On Monday, the 41-year-old minister attended her first CBI conference, and her approach- able style pleased many delegates. But some of this goodwill could evaporate when details of the next tranche of reforms begin to emerge for inclusion in a second Bill, perhaps next year. This will address some long-established City and corporate practices.

One issue is shareholder voting and the patchy institutional turnout at most annual general meetings. Smith says: "If we are not getting engagement in voting, that is bad for business. If a company is badly managed then [institutions] need go beyond either sticking with it in an uncritical manner or moving [their money] to another company. They must actively engage in changing the management."

She hints that one idea is the introduction of new rules to force investors to disclose their voting records: "Anything that helps us get transparency of information into the system is a good thing."

But Smith is careful not to go too far.

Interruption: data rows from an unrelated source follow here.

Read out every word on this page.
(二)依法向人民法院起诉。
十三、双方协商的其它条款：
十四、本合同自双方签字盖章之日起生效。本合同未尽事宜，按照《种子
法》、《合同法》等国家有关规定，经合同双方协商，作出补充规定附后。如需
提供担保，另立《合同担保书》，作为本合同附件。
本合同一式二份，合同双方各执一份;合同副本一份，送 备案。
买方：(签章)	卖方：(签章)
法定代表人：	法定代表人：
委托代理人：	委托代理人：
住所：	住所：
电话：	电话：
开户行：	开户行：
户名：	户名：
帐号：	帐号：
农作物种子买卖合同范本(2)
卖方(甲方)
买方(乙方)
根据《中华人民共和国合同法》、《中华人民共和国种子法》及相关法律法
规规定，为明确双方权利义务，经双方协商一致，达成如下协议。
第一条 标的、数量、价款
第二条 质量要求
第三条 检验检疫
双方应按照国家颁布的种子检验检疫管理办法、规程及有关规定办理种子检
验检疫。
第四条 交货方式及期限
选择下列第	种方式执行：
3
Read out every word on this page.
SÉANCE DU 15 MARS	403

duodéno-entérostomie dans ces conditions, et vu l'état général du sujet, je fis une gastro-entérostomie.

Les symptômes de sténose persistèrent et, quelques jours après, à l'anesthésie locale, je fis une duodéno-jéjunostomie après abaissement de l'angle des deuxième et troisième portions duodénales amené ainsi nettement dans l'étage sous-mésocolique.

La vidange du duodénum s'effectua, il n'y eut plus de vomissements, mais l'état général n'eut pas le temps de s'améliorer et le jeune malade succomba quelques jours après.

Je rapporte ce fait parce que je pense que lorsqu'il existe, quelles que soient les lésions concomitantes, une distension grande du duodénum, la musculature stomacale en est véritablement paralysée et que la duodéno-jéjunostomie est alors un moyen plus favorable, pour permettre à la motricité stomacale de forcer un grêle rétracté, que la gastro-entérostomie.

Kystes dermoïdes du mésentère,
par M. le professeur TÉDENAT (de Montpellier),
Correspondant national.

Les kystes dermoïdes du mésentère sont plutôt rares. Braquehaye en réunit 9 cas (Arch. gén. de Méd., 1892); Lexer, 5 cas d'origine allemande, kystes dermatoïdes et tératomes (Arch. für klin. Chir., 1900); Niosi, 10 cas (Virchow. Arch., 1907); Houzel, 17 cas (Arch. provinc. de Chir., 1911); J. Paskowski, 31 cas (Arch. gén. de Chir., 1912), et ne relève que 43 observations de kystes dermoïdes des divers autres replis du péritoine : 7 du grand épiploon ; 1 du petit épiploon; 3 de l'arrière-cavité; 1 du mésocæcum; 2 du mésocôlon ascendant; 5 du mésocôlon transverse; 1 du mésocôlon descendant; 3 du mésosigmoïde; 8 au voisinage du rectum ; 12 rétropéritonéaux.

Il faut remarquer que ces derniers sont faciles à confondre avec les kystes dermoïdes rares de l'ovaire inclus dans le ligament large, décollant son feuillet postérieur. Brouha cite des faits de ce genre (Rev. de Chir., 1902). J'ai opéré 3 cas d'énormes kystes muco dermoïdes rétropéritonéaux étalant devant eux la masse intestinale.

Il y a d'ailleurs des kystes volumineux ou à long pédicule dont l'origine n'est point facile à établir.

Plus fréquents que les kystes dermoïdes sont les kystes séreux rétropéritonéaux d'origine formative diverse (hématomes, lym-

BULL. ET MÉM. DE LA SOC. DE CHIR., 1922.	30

Legislation, for example, to force institutions to vote at AGMs is unlikely to be included in the second Bill. "My instinct is that we should open up a system that promotes good behaviour before we look to mandatory voting."

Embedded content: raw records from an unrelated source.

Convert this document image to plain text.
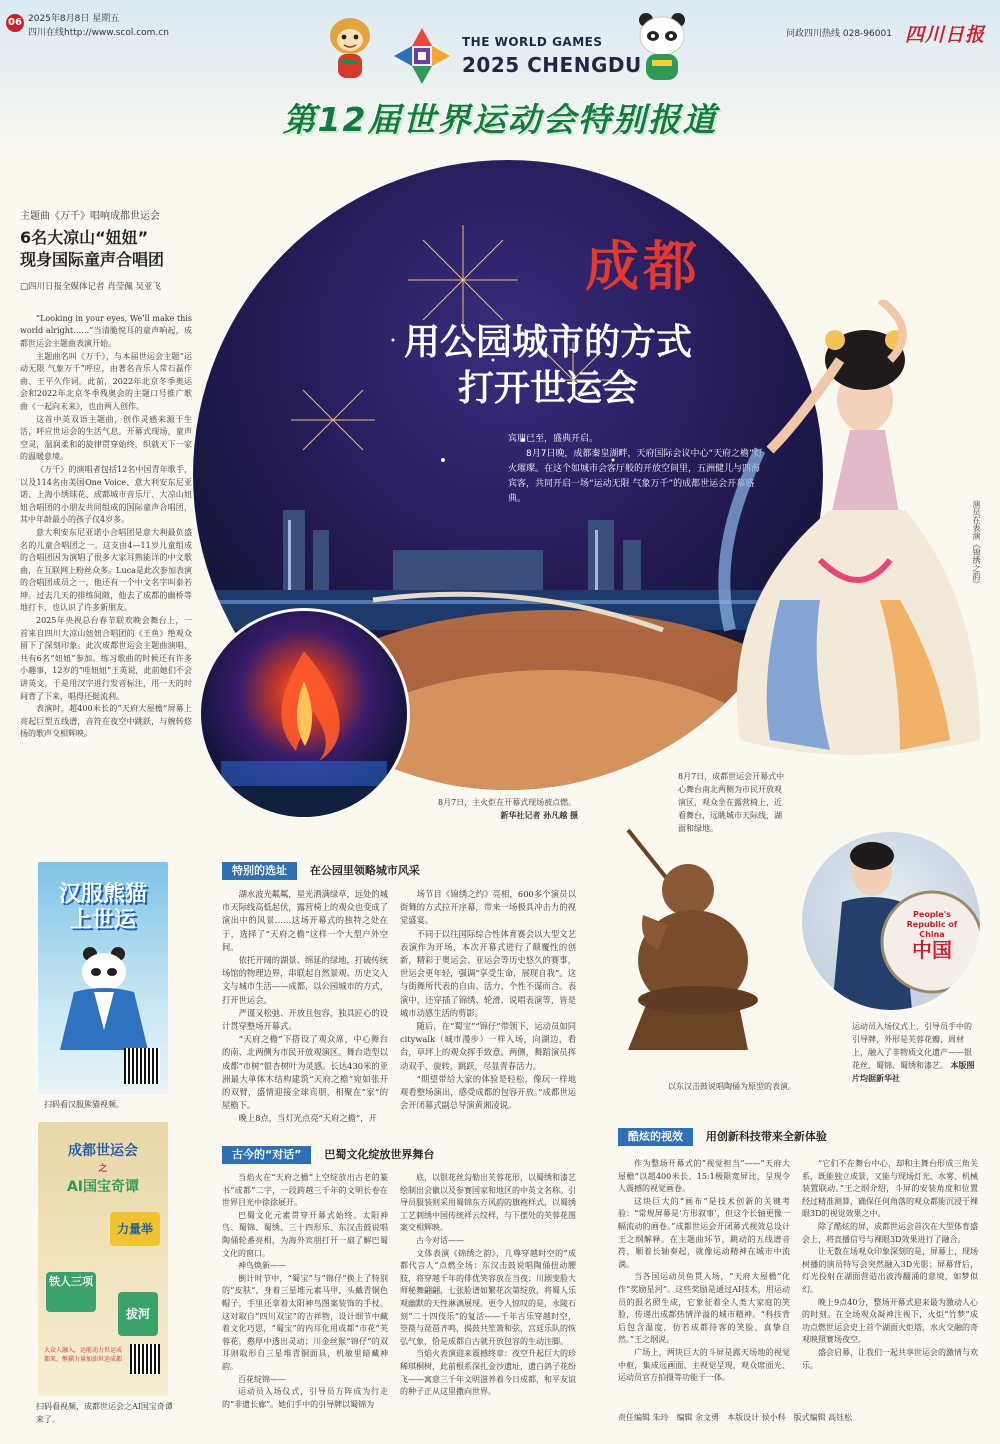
06 2025年8月8日 星期五
四川在线http://www.scol.com.cn	问政四川热线 028-96001 四川日报
THE WORLD GAMES
2025 CHENGDU
第12届世界运动会特别报道
成都
用公园城市的方式
打开世运会
宾朋已至，盛典开启。
　　8月7日晚，成都秦皇湖畔，天府国际会议中心“天府之檐”灯火璀璨。在这个如城市会客厅般的开放空间里，五洲健儿与四海宾客，共同开启一场“运动无限 气象万千”的成都世运会开幕盛典。
8月7日，主火炬在开幕式现场被点燃。
新华社记者 孙凡越 摄
8月7日，成都世运会开幕式中心舞台南北两侧为市民开放观演区，观众坐在露营椅上，近看舞台，远眺城市天际线，湖面和绿地。
演员在表演《锦绣之韵》
主题曲《万千》唱响成都世运会
6名大凉山“妞妞”
现身国际童声合唱团
□四川日报全媒体记者 肖莹佩 吴亚飞

“Looking in your eyes, We’ll make this world alright……”当清脆悦耳的童声响起，成都世运会主题曲表演开始。

主题曲名叫《万千》，与本届世运会主题“运动无限 气象万千”呼应，由著名音乐人常石磊作曲、王平久作词。此前，2022年北京冬季奥运会和2022年北京冬季残奥会的主题口号推广歌曲《一起向未来》，也由两人创作。

这首中英双语主题曲，创作灵感来源于生活，呼应世运会的生活气息。开幕式现场，童声空灵，温润柔和的旋律贯穿始终，织就天下一家的温暖意境。

《万千》的演唱者包括12名中国青年歌手，以及114名由美国One Voice、意大利安东尼亚诺、上海小绣球花、成都城市音乐厅、大凉山妞妞合唱团的小朋友共同组成的国际童声合唱团，其中年龄最小的孩子仅4岁多。

意大利安东尼亚诺小合唱团是意大利最负盛名的儿童合唱团之一。这支由4—11岁儿童组成的合唱团因为演唱了很多大家耳熟能详的中文歌曲，在互联网上粉丝众多。Luca是此次参加表演的合唱团成员之一，他还有一个中文名字叫泰若坤。过去几天的排练间隙，他去了成都的幽桥等地打卡，也认识了许多新朋友。

2025年央视总台春节联欢晚会舞台上，一首来自四川大凉山妞妞合唱团的《王鱼》绝观众留下了深刻印象。此次成都世运会主题曲演唱，共有6名“妞妞”参加。练习歌曲的时候还有许多小趣事，12岁的“哇妞妞”王英说，此前她们不会讲英文，于是用汉字进行发音标注，用一天的时间背了下来，唱得还挺流利。

表演时，超400米长的“天府大屋檐”屏幕上亮起巨型五线谱，音符在夜空中跳跃，与婉转悠扬的歌声交相辉映。

汉服熊猫
上世运
扫码看汉服熊猫视频。
成都世运会
之
AI国宝奇谭
力量举
铁人三项
拔河
大众人融入，运能动力世运成都来，熊猫力量加油世运成都
扫码看视频，成都世运会之AI国宝奇谭来了。
特别的选址 在公园里领略城市风采

湖水波光粼粼，星光洒满绿草，远处的城市天际线高低起伏，露营椅上的观众也变成了演出中的风景……这场开幕式的独特之处在于，选择了“天府之檐”这样一个大型户外空间。

依托开阔的湖景、绵延的绿地，打破传统场馆的物理边界，串联起自然景观、历史文人文与城市生活——成都，以公园城市的方式，打开世运会。

严谨又松弛、开放且包容，独具匠心的设计贯穿整场开幕式。

“天府之檐”下搭设了观众席，中心舞台的南、北两侧为市民开放观演区。舞台造型以成都“市树”银杏树叶为灵感。长达430米的亚洲最大单体木结构建筑“天府之檐”宛如张开的双臂，盛情迎接全球宾朋，相聚在“家”的屋檐下。

晚上8点，当灯光点亮“天府之檐”，开

场节目《锦绣之约》亮相，600多个演员以街舞的方式拉开序幕，带来一场极具冲击力的视觉盛宴。

不同于以往国际综合性体育赛会以大型文艺表演作为开场，本次开幕式进行了颠覆性的创新，精彩于奥运会、亚运会等历史悠久的赛事，世运会更年轻，强调“享受生命，展现自我”。这与街舞所代表的自由、活力、个性不谋而合。表演中，还穿插了锦绣、轮滑、说唱表演等，皆是城市动感生活的剪影。

随后，在“蜀宝”“锦仔”带领下，运动员如同citywalk（城市漫步）一样入场，向湖边，看台，草坪上的观众挥手致意。两侧，舞蹈演员挥动双手，旋转，跳跃，尽显青春活力。

“期望带给大家的体验是轻松，像玩一样地观看整场演出，感受成都的包容开放。”成都世运会开闭幕式副总导演黄湘凌说。

古今的“对话” 巴蜀文化绽放世界舞台

当焰火在“天府之檐”上空绽放出古老的篆书“成都”二字，一段跨越三千年的文明长卷在世界目光中徐徐展开。

巴蜀文化元素贯穿开幕式始终。太阳神鸟、蜀锦、蜀绣、三十四形乐、东汉击鼓说唱陶俑轮番亮相，为海外宾朋打开一扇了解巴蜀文化的窗口。

神鸟焕新——

倒计时节中，“蜀宝”与“锦仔”换上了特别的“皮肤”，身着三星堆元素马甲，头戴青铜色帽子，手里还拿着太阳神鸟图案装饰的手杖。这对取自“四川双宝”的吉祥物，设计细节中藏着文化巧思，“蜀宝”的内耳化用成都“市花”芙蓉花，憨厚中透出灵动；川金丝猴“锦仔”的双耳则取形自三星堆青铜面具，机敏里暗藏神韵。

百花绽锦——

运动员入场仪式，引导员方阵成为行走的“非遗长廊”。她们手中的引导牌以蜀锦为

底，以银花丝勾勒出芙蓉花形，以蜀绣和漆艺绘制出会徽以及参赛国家和地区的中英文名称。引导员服装则采用蜀锦东方风韵的旗袍样式，以蜀绣工艺刺绣中国传统祥云纹样，与下摆处的芙蓉花图案交相辉映。

古今对话——

文体表演《锦绣之韵》，几尊穿越时空的“成都代言人”点燃全场：东汉击鼓说唱陶俑扭动腰肢，将穿越千年的俳优笑容放在当夜；川剧变脸大师秘舞翩翩，七张脸谱如繁花次第绽放，将蜀人乐观幽默的天性淋漓展现。更令人惊叹的是，永陵石刻“二十四伎乐”的复活——千年古乐穿越时空，箜篌与琵琶齐鸣，揭鼓共笙箫和弦，宫廷乐队的恢弘气象，恰是成都自古就开放包容的生动注脚。

当焰火表演迎来震撼终章：夜空升起巨大的珍稀琪桐树，此前根系深扎金沙遗址，遗白鸽子花纷飞——寓意三千年文明滋养着今日成都，和平友谊的种子正从这里撒向世界。

以东汉击鼓说唱陶俑为原型的表演。
People's Republic of China
中国
运动员入场仪式上，引导员手中的引导牌，外形是芙蓉花瓣，周材上，融入了非物质文化遗产——银花丝、蜀锦、蜀绣和漆艺。 本版图片均据新华社
酷炫的视效 用创新科技带来全新体验

作为整场开幕式的“视觉担当”——“天府大屋檐”以超400米长、15:1极限宽屏比，呈现令人震撼的视觉画卷。

这块巨大的“画布”是技术创新的关键考验：“常规屏幕是‘方形叙事’，但这个长轴更像一幅流动的画卷。”成都世运会开闭幕式视效总设计王之纲解释。在主题曲环节，跳动的五线谱音符，顺着长轴奏起，就像运动精神在城市中流淌。

当各国运动员鱼贯入场，“天府大屋檐”化作“奖励星河”。这些奖励是通过AI技术，用运动员的报名照生成，它象征着全人类大家庭的笑脸，传递出成都热情洋溢的城市精神。“科技背后包含温度，仿若成都待客的笑脸，真挚自然。”王之纲说。

广场上，两块巨大的斗屏是露天场地的视觉中枢，集成远画面、主视觉呈现，观众席面光、运动员官方拍摄等功能于一体。

“它们不在舞台中心，却和主舞台形成三角关系，既能独立成景，又能与现场灯光、水雾、机械装置联动。”王之纲介绍，斗屏的安装角度和位置经过精准测算，确保任何角落的观众都能沉浸于裸眼3D的视觉效果之中。

除了酷炫的屏，成都世运会首次在大型体育盛会上，将直播信号与裸眼3D效果进行了融合。

让无数在场观众印象深刻的是，屏幕上，现场树播的演员特写会突然融入3D光影；屏幕背后，灯光投射在湖面营造出波涛翻涌的意境，如梦似幻。

晚上9点40分，整场开幕式迎来最为激动人心的时刻。在全场观众凝神注视下，火炬“竹梦”成功点燃世运会史上首个湖面火炬塔，水火交融的奇观映照赛场夜空。

盛会启幕，让我们一起共享世运会的激情与欢乐。

责任编辑 朱玲　编辑 余文勇　本版设计 侯小科　版式编辑 高钰松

Early next year, the Govern- ment will publish its response to its consultation on executive rewards for failure. "Quite understandably, the people in my constituency take a dim view of directors leaving companies in a mess, but leaving with a large payoff," says Smith. "Why does this matter? Answer: because we have a lot of good businesses in the country and we need to build a good business regime that all of us have faith in."

The consultation document raised various radical ideas to curb "golden parachutes" for departing executives. These included legislation to limit the length of contracts and establishing a stronger link between pay and performance.

Again, Smith hints that the consultation may not lead to new laws. "The approach we have tried to take is to establish principles not rules. It is about opening up transparency and using that as a lever for change, rather than legislation. The process of the Government shining the light [on directors' pay] has led the CBI and others to develop codes of practice, which I doubt would have happened if the spotlight hadn't been turned on."

But the MP for Redditch isn't entirely happy that the spotlight is shining on one of the big employers close to her constituency. Rover hit the headlines after it emerged that £12.95m had been paid into a trust to benefit executives and their families, while the car-maker's pension fund has a £73m deficit.

"The only thing I am worried about is that people are trying to make trouble for a company that is important to my West Midlands constit- uency. I know the unions have been in talks with the Phoenix group [the Rover holding company]. I am happy these discussions are happening."

On the specific issue of the money paid into the trust, Smith says: "I don't think it is helpful for me to comment on that." But she adds: "What I am concerned about is that people who never thought that Phoenix should be a success want to make trouble now."

The Rover case demonstrates the fine line Smith must tread. She must be seen to promote best corporate governance, but go too far and she and the Government will be branded as anti-business.